Comment by idopmstuff

1 day ago

> Why is this time different?

That depends if AI gets to the point where it can fully replace workers, as opposed to just augmenting them. I heard Alex Imas on a podcast recently talking about how a SWE can be running 10 agents to be 10x as productive, then that SWE is more valuable so firms should want to hire more SWEs and pay them more.

That works for a while, but what if AI gets to the point where it can manage the 10 agents as well as the SWE? Of course you could say the SWE can now manage 10 agents who each manage 10 agents so he's even more valuable, but that has to break down eventually. You don't need 1,000 SWEs each managing 10,000 agents - you hit a bottleneck in the ability to give them work fast enough (even if you need the SWE at the top at all).

I think it's easier to think of from the perspective of blue collar labor. It's further out there time-wise, but let's assume we get a humanoid robot that can do any labor a human can do. It costs $25,000 and maybe a couple grand a year to operate. Works 20 hours a day when it's not charging.

The construction worker it replaces isn't going to start managing a team of robots construction robots - there's already a GC doing that, and you can't scale building nearly the way you can scale writing code because of physical constraints. When the robot I've described exists, a huge swathe of the population is going to be unemployed. There's no competitor to hire them because the competitors just get robots too.

>The construction worker it replaces isn't going to start managing a team of robots construction robots

Some of them will. You've slashed construction labor cost to 5% of what it was before. With that and a similar reduction throughout the supply chain means we're going to start building a lot more stuff.

  • Even if we start building a lot more stuff, you still don't need those construction workers. You have a GC to manage the whole project, aided by an AI who's handling scheduling/operations/logistics. You have a detailed plan to build against.

    So why do you need former construction workers to manage the robots? Why can't the GC and management AI run the whole thing?

    Maybe there's some scenario where you still need something like one licensed person from each skilled trade to be responsible for the robots employing those trades. But there's no way you need everyone who worked on building sites managing robots, no matter how much construction you're doing.

    • That's pretty far away from where we're at. If things do get that far it's not going to be a problem. Eventually the robots will murder us in our sleep and our worries will be over.

  • For which poor unemployed people who just got laid off due to AI are the Robots building house for? More abstractly, for whom are we creating are these productivity miracles and surplus for. Does a rich person suddenly need a million iPhones for himself and himself alone?

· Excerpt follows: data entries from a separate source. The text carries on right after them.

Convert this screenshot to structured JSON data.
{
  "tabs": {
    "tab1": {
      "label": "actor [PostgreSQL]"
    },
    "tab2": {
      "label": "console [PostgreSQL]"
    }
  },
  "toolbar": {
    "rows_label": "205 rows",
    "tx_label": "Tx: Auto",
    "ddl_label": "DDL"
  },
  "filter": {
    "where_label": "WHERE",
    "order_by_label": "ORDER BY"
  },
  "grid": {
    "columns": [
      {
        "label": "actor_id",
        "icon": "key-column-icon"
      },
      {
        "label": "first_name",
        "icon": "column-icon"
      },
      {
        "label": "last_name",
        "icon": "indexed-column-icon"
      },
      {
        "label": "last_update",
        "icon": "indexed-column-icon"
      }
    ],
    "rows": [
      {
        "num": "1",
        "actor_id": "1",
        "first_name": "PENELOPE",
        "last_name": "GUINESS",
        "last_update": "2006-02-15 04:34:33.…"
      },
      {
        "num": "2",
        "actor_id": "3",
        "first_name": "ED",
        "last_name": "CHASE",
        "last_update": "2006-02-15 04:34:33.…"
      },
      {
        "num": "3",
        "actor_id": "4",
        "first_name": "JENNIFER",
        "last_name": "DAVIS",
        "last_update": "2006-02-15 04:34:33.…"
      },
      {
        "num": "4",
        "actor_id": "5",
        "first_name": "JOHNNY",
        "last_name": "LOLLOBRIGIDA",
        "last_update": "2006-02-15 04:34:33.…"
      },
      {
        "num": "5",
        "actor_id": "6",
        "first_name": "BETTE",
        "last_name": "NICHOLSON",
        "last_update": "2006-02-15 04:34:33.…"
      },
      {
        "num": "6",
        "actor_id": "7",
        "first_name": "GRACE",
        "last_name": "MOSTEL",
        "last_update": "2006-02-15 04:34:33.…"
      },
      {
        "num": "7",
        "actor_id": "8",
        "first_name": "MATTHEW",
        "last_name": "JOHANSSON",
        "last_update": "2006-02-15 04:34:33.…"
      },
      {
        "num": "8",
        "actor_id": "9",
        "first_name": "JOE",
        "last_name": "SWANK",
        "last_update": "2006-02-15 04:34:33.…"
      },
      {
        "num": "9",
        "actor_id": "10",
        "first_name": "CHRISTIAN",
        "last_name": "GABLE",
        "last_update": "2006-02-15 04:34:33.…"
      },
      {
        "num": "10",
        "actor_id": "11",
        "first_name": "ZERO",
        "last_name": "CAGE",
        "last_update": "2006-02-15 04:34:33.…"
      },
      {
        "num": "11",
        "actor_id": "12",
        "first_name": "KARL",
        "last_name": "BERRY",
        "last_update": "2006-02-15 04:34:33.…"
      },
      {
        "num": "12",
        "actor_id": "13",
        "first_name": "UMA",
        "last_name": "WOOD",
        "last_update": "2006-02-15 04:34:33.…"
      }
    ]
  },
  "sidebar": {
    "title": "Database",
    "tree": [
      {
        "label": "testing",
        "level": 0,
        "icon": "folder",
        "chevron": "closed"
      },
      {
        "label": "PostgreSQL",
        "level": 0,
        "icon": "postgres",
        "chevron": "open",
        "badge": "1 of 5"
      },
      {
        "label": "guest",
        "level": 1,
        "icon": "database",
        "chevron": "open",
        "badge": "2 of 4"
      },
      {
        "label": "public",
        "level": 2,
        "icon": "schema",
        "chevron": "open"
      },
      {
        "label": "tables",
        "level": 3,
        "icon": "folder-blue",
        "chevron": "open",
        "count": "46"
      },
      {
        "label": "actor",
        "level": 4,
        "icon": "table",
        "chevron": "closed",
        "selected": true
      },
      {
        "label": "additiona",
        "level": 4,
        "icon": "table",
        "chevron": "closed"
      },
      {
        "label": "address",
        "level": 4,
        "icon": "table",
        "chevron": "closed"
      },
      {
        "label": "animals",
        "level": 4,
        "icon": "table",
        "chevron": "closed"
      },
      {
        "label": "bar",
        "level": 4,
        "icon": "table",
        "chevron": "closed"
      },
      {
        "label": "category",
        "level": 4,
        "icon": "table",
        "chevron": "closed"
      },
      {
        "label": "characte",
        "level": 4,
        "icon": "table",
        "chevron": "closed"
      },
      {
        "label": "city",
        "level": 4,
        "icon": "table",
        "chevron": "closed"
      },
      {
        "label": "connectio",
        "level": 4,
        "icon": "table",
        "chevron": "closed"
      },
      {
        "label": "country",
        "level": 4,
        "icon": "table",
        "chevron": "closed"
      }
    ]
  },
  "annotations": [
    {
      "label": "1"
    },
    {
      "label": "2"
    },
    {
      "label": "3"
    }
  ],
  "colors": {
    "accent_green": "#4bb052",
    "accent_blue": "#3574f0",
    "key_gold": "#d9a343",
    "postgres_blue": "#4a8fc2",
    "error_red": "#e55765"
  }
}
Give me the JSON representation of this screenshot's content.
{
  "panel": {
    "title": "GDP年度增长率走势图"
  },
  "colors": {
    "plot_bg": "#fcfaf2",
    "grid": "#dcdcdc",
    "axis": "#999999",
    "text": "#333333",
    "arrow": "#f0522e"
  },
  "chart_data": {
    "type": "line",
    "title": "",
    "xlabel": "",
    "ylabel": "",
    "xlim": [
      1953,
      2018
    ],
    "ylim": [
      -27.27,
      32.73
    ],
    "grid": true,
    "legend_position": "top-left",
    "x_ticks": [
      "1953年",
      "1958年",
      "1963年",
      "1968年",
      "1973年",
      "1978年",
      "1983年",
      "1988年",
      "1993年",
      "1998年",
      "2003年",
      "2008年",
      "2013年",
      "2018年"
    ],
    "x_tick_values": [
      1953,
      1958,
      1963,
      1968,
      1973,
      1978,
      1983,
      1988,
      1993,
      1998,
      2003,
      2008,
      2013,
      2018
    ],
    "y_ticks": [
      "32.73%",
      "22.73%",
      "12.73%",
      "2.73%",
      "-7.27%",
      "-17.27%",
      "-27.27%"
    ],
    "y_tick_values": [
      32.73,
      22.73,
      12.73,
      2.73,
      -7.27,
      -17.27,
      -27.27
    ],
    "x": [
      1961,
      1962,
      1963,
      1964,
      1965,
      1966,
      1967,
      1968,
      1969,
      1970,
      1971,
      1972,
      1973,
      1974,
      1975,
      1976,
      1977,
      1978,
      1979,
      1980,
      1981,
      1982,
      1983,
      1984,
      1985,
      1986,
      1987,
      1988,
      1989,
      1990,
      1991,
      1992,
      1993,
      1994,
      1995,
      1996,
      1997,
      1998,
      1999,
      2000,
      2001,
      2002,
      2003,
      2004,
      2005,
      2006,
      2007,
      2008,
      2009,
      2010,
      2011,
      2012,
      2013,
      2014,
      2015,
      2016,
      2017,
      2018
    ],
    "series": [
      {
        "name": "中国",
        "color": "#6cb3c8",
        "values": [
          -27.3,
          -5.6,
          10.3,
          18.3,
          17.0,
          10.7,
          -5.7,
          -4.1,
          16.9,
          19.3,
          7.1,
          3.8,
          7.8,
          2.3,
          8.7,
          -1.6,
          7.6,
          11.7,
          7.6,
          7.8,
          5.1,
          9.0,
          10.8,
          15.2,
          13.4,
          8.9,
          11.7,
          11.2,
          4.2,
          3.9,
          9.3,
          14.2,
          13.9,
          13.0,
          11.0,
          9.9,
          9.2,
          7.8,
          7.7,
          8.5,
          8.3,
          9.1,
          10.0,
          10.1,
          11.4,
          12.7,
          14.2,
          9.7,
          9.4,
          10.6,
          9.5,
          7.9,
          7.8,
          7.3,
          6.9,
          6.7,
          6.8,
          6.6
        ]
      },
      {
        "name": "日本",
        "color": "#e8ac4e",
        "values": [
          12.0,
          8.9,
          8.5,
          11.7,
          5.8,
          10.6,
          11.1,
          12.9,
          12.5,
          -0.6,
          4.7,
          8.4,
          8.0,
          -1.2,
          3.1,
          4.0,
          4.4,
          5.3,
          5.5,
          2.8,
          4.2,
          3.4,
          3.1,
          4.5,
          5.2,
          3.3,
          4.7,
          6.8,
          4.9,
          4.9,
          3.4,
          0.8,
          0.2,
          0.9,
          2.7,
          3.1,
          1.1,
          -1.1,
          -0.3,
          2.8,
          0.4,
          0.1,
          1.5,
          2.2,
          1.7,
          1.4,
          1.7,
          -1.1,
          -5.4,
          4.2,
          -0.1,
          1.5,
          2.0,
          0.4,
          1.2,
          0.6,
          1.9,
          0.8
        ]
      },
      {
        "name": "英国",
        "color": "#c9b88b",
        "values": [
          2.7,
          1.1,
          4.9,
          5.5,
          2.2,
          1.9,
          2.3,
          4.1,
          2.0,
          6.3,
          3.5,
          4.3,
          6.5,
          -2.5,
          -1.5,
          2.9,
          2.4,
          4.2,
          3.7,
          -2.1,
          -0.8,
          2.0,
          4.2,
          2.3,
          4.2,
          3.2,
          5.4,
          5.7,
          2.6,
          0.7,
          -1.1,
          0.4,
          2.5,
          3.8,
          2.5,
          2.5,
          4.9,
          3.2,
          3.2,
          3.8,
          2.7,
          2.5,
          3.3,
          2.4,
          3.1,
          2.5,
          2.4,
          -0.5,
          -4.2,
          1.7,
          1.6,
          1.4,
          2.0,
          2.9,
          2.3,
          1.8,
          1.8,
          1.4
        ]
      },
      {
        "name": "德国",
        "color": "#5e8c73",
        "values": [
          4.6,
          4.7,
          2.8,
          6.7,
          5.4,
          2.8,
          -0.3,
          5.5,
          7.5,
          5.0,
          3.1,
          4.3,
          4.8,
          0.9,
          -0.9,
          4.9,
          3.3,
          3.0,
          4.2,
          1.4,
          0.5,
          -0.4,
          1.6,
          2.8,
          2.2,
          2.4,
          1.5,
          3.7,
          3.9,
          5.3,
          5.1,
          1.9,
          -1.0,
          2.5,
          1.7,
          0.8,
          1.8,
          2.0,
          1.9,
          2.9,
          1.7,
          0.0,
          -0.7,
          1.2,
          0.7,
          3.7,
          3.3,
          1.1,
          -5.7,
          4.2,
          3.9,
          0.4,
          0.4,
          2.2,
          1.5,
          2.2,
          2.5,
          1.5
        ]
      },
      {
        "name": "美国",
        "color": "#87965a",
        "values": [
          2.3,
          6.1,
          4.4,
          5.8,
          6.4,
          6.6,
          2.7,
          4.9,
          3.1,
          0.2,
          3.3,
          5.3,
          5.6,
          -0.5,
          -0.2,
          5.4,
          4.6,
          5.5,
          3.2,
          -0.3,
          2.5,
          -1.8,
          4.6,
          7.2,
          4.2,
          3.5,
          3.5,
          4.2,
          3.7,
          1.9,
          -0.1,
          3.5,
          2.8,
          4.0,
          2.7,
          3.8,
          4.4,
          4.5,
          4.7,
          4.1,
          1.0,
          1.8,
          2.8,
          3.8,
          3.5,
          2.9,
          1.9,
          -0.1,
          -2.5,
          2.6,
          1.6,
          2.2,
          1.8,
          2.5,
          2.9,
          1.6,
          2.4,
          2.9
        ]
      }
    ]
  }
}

Someone will always have to prompt the AI, it can't just do that on its own. Or rather, maybe it can (you can just prompt it to "kindly do the needful" in a completely unspecific way) but the results won't be any good.

  • Sure, but the question is at what layer of abstraction do you have to prompt the AI?

    You used to have to prompt the AI by starting to write the actual line of code you want, which it could autocomplete. Then you had to prompt it to write simple scripts or functions. The amount of scope you can prompt keeps getting bigger and bigger. Eventually, you have a PM or a CEO just telling it what features you need. Maybe it's a PM and a designer and a CEO and a CTO, but it will eventually get to the point where the number of people you need to do the prompting shrinks orders of magnitude from company sizes today. Maybe you just give the AI some money, prompt it to start a money-making business, and it goes out and does the same research and analysis that a seasoned entrepreneur would do to find an opportunity then builds out the business from there.

    > the results won't be any good

    Maybe, but I wouldn't bet on that. The trend over time has been that the results from prompting AI to do things have gotten better. I used to prompt it to build me dashboards and it would fail spectacularly. Now it one-shots them. Maybe the code is terrible (though doesn't matter for me, I'm the only one using it and I can verify the dashboard content is correct), but if the trend continues, it'll get better. Maybe the trend won't continue, but I've yet to come across a good explanation of why AI capabilities will just top out and cease improving forever.

  • Eventually all prompts distill to "raise the stock price year-over-year". Once we get CEO-bot, that's all we'll have to tell em.

  • Always? I mean, that's the hope, but they only have to be good enough to be of use for the rest of us to be unneeded.